Lassen Sie sich bei einem Besuch im Museum in die bunte Weit der Glasmurmeln entführen.

 

Karina Guévin & Cédric Ginart

Auf einen Besuch lädt das Museum für Glaskunst mit der Sonderausstellung
Magische Inspiration – Märchenhaftes Glas“ vom 25.05.2019 -20.10.2019 ein.

In der Ausstellung werden außergewöhnliche Glasobjekte und Schmuck der Glaskünstler Karina Guévin & Cédric Ginart präsentiert. Filigrane Trinkgläser und Glaspokale, inspiriert von den Märchen der Gebrüder Grimm, sehr detailliert und ästhetisch gearbeitet.

Die ungewöhnlichen Kombinationen, gefertigt aus massiven Glasfiguren von Guévin und Hohlgefäßen von Ginart, sind „an der Lampe“ in Teamwork entstanden.

Die Kanadierin Karina Guévin studierte Kunst und entdeckte dabei ihre Liebe zum Glas. Der gebürtige Franzose und in Kanada lebende Cédric Ginart kommt als gelernter Glasapparatebauer aus dem technischen Bereich des Handwerks.

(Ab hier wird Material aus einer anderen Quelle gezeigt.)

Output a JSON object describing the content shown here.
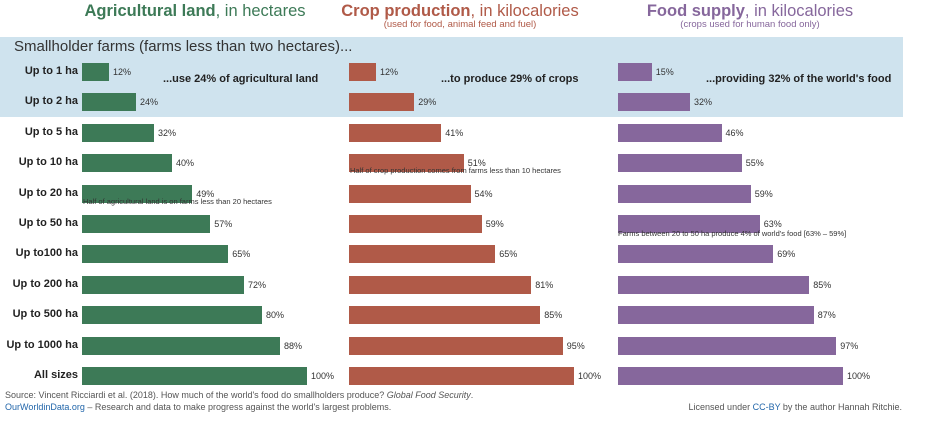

Beide sind als Lehrer an Glasfachschulen tätig und geben Kurse und Vorführungen u.a. am Corning Museum of Glass in Corning, New York, dem größten Glasmuseum in den USA. Ihre Glasobjekte waren und sind in verschiedenen Ausstellungen und Galerien in den USA, Frankreich, Japan und Großbritannien zu sehen.

 

Zu einen Besuch lädt das Museum für Glaskunst mit der Sonderausstellung

„Hartmut Bechmann

vom 27.07.2019 -13.10.2019 ein.

Hartmut Bechmann wäre in diesem Jahr 80 Jahre alt geworden.Zur Würdigung seines künstlerischen Schaffens wird eine repräsentative Auswahl aus seinem Werk im Museum in einer Sonderausstellung und in der Farbglashütte in einer Verkaufsausstellung präsentiert.

Hartmut Bechmann war gelernter Glasapparatebläser. Sein Weg führte über unterschiedliche Stationen vom Glasbläser und Glasmacher zum Glaskünstler. Er beherrschte unterschiedliche Techniken und entwickelte seinen eigenen Gestaltungsstil mit dem Werkstoff Glas. Konsequent setzte er in seinen Arbeiten die Einheit von Form und Dekor um.

Zu sehen ist dies in den außergewöhnlichen Glasobjekten, gefertigt sowohl in Lampentechnik, Ofentechnik als auch in der beide vereinenden Kombinationstechnik.

Am 12. April 2014 konnte nach mehreren Monaten intensiver Arbeit das Museum für Glaskunst die Türen für die Besucher öffnen.

Somit wurde ein lang gehegter Gedanke, das Museum in neuem Outfit zu präsentieren, in die Realität umgesetzt. Ausschlaggebend war der Vorschlag seitens des Lauschaer Ehrenbürgers Herrn Gerhard Bürger, die ungenutzte obere Etage der Farbglashütte als neues Domizil für die ca. 10 000 Objekte zur Verfügung zu stellen.

In Anbetracht der Situation am alten Standort ist durch den Umzug  eine deutliche Verbesserung der Erreichbarkeit, der Barrierefreiheit und der Präsentationsmöglichkeiten erreicht worden.

Bequeme Anreise mit der Süd Thüringen Bahn. Vom Bahnhof Lauscha ca. 10 min Fußweg.